Important Considerations

  1. False Positives: Always review the results carefully before deletion. Some legitimate users might match spam patterns.

  2. Whitelist Important Domains: Maintain a whitelist of trusted domains to prevent accidental removal of legitimate users.

  3. Backup First: Always backup your database before performing any cleanup operations.

  4. Iterative Approach: Start with the most obvious spam patterns and gradually refine your criteria based on results.

Results

Using these strategies, we successfully identified and removed approximately 16,000 spam accounts from a database containing 24,000 records, significantly improving the quality of our user database while maintaining all legitimate accounts.

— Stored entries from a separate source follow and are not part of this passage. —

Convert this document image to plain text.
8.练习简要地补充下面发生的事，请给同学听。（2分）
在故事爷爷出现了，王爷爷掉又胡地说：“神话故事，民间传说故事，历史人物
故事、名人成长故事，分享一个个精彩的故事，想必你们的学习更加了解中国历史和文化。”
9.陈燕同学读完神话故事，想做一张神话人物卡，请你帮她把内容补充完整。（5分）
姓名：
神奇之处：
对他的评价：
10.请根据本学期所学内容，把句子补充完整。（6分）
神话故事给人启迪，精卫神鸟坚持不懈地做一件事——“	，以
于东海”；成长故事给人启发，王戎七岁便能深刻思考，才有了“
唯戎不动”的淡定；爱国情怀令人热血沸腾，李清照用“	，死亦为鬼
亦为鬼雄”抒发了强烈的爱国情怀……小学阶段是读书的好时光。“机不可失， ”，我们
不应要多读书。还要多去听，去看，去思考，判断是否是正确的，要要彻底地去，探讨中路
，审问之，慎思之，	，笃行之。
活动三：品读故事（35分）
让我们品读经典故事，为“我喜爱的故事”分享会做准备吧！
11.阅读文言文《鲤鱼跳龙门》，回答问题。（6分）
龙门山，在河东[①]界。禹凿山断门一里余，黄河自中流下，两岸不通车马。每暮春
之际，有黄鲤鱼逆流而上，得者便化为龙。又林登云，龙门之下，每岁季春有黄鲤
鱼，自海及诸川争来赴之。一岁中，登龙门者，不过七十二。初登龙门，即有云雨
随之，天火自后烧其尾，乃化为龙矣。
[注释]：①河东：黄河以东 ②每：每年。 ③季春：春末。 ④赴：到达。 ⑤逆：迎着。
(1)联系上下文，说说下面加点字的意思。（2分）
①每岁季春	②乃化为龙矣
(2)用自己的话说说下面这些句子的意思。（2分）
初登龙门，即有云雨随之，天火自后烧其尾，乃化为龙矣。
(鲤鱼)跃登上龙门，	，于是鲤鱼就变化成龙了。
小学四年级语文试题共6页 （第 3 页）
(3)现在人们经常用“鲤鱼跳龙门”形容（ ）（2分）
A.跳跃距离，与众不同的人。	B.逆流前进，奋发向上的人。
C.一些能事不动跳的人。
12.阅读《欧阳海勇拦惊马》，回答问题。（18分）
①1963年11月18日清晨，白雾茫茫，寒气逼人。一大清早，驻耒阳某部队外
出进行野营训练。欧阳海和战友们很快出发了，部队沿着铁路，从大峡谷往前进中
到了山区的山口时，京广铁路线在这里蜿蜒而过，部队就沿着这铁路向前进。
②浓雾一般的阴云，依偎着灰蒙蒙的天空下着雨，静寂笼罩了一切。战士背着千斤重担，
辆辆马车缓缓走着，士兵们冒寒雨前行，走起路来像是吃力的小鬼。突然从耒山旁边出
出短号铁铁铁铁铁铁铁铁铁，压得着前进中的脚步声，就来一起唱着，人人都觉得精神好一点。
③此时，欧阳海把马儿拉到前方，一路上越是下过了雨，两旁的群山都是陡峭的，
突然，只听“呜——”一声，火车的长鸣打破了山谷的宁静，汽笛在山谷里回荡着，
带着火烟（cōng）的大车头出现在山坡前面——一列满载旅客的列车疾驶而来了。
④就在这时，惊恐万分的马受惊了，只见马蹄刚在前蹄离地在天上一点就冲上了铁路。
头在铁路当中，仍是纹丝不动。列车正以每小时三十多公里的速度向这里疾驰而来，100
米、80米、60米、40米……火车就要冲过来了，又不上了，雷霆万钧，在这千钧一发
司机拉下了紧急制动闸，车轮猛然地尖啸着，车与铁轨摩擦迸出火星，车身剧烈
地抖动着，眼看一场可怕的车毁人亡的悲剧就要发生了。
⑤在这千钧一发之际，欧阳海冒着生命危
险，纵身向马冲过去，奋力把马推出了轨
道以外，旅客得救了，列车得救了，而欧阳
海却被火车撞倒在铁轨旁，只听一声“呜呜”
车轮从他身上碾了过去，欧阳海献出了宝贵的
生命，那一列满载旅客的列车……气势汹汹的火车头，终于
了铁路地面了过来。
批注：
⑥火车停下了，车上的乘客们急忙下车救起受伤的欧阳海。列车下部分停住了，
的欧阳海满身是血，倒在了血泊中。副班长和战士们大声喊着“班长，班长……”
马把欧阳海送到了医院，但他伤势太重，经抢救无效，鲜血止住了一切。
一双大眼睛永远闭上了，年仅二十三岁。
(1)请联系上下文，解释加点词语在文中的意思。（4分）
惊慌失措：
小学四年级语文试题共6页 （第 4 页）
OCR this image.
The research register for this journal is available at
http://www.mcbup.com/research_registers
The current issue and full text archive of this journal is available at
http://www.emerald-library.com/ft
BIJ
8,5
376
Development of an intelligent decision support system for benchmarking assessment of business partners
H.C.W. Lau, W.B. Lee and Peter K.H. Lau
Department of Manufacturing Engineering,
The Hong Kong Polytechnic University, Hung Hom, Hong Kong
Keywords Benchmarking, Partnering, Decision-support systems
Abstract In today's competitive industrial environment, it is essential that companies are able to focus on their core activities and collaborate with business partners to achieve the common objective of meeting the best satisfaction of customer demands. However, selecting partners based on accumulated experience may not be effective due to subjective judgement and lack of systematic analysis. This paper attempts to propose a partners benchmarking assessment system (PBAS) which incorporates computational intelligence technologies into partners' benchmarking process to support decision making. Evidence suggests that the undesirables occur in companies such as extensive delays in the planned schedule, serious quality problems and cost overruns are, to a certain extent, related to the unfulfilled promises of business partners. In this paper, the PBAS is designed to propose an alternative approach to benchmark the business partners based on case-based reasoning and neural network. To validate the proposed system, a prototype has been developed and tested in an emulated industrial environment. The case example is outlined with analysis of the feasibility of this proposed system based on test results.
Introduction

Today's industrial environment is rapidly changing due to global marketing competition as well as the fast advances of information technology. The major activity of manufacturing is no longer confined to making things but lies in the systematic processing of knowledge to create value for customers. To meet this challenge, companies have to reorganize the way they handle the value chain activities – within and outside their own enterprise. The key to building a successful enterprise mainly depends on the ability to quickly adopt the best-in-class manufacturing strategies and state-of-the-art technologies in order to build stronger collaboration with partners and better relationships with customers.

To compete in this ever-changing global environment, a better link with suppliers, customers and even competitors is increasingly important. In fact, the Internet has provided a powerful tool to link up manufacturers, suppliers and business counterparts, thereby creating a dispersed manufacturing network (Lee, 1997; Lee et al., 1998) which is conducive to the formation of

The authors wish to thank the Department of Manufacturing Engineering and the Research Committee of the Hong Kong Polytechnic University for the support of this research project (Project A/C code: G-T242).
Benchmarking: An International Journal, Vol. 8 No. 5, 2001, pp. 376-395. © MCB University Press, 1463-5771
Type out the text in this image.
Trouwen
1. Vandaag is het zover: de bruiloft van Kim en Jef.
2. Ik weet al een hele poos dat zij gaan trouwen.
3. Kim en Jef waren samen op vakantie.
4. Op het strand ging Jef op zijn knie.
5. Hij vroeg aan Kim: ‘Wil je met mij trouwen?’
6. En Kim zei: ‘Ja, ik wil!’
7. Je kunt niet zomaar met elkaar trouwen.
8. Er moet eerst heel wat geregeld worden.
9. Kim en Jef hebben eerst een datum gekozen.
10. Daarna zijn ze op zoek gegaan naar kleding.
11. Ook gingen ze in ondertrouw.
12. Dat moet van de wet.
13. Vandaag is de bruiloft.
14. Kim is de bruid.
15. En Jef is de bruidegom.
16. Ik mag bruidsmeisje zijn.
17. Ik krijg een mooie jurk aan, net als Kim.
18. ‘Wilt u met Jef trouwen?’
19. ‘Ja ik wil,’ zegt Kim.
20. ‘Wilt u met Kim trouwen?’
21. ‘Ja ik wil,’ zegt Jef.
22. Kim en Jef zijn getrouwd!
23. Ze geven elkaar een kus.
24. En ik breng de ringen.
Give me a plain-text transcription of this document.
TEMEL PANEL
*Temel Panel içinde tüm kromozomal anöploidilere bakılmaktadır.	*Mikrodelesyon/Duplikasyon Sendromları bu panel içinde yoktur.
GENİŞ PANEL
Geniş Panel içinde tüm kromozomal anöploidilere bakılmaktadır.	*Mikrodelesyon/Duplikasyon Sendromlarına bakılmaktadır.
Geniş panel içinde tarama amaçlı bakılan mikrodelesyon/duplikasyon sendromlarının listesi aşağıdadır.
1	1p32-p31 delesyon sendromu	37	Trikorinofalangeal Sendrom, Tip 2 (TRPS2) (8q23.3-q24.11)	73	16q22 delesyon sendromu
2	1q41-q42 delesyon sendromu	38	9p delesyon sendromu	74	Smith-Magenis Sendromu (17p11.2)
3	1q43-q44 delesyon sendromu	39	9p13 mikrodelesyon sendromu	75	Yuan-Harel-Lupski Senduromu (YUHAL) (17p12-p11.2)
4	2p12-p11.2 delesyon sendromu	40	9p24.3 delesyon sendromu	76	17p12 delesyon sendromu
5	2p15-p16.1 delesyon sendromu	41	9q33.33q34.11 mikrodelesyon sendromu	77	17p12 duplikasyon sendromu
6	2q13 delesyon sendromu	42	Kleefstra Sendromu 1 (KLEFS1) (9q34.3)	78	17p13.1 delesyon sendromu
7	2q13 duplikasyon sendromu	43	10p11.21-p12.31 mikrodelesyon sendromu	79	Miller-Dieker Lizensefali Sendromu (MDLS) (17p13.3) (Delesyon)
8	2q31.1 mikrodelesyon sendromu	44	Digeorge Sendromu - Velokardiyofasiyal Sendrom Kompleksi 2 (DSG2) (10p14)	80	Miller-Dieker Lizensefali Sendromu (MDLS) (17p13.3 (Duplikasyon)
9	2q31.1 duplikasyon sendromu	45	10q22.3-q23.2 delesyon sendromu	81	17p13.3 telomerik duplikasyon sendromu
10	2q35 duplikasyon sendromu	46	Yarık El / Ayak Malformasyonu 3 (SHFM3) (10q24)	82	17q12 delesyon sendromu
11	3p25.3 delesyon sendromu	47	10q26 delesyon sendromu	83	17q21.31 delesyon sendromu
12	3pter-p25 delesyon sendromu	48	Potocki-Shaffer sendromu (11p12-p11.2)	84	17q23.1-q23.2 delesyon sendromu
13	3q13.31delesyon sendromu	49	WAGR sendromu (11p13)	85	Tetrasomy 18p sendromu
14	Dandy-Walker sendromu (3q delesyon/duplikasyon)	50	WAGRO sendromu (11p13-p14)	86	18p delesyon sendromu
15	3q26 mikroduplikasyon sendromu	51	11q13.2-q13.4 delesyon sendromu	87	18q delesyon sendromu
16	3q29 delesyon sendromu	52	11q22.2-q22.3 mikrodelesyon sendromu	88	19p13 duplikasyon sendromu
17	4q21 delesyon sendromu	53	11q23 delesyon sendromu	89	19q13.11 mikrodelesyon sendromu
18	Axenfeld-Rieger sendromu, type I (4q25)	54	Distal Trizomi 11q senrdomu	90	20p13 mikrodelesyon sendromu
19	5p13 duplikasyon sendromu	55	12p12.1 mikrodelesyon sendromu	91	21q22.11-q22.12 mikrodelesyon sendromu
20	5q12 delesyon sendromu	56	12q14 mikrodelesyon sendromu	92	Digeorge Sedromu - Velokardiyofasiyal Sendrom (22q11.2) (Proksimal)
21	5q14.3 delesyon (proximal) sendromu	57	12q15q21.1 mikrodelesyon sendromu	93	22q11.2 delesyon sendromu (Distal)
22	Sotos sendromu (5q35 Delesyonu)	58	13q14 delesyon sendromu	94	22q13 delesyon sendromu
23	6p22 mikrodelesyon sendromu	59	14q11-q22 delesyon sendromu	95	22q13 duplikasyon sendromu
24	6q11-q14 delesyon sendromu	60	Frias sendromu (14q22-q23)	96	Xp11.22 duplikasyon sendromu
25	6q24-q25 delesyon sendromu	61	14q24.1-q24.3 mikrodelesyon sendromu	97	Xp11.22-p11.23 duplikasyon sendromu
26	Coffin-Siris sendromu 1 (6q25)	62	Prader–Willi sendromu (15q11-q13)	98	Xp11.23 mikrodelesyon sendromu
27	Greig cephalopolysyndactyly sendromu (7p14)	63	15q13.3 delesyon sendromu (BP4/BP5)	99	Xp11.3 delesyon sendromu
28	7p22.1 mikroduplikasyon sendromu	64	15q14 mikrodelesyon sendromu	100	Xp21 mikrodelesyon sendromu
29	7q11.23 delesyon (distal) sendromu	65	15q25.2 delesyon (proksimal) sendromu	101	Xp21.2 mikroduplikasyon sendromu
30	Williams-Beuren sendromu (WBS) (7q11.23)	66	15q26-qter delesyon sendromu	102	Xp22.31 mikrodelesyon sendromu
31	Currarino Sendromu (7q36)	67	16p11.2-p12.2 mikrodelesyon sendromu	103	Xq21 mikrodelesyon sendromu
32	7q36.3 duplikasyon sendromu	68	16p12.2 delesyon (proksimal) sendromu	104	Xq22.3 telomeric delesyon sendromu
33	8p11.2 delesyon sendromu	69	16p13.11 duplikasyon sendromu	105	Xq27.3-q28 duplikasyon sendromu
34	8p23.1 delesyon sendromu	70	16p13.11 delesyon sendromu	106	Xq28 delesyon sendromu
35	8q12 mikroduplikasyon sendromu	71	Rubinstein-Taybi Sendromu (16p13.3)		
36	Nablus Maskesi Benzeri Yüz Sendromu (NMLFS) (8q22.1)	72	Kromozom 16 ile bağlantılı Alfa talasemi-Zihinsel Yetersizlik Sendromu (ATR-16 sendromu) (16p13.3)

This cleanup not only improved database performance but also enhanced the security and integrity of our OJS installation.

3 Likes

Thank you, @Alfredo_Cosco !
We also have this topic with other suggestions that might interest those who want to clean up the user base.

3 Likes

Hi, Thanks for the tips. I haven’t gotten this far into using automation.
I’ve experienced how annoying it is to deal with dozens of thousands of spam users on my several OJS installations, and mergeUsers.php really saved the day :muscle:

2 Likes

This topic was automatically closed after 10 days. New replies are no longer allowed.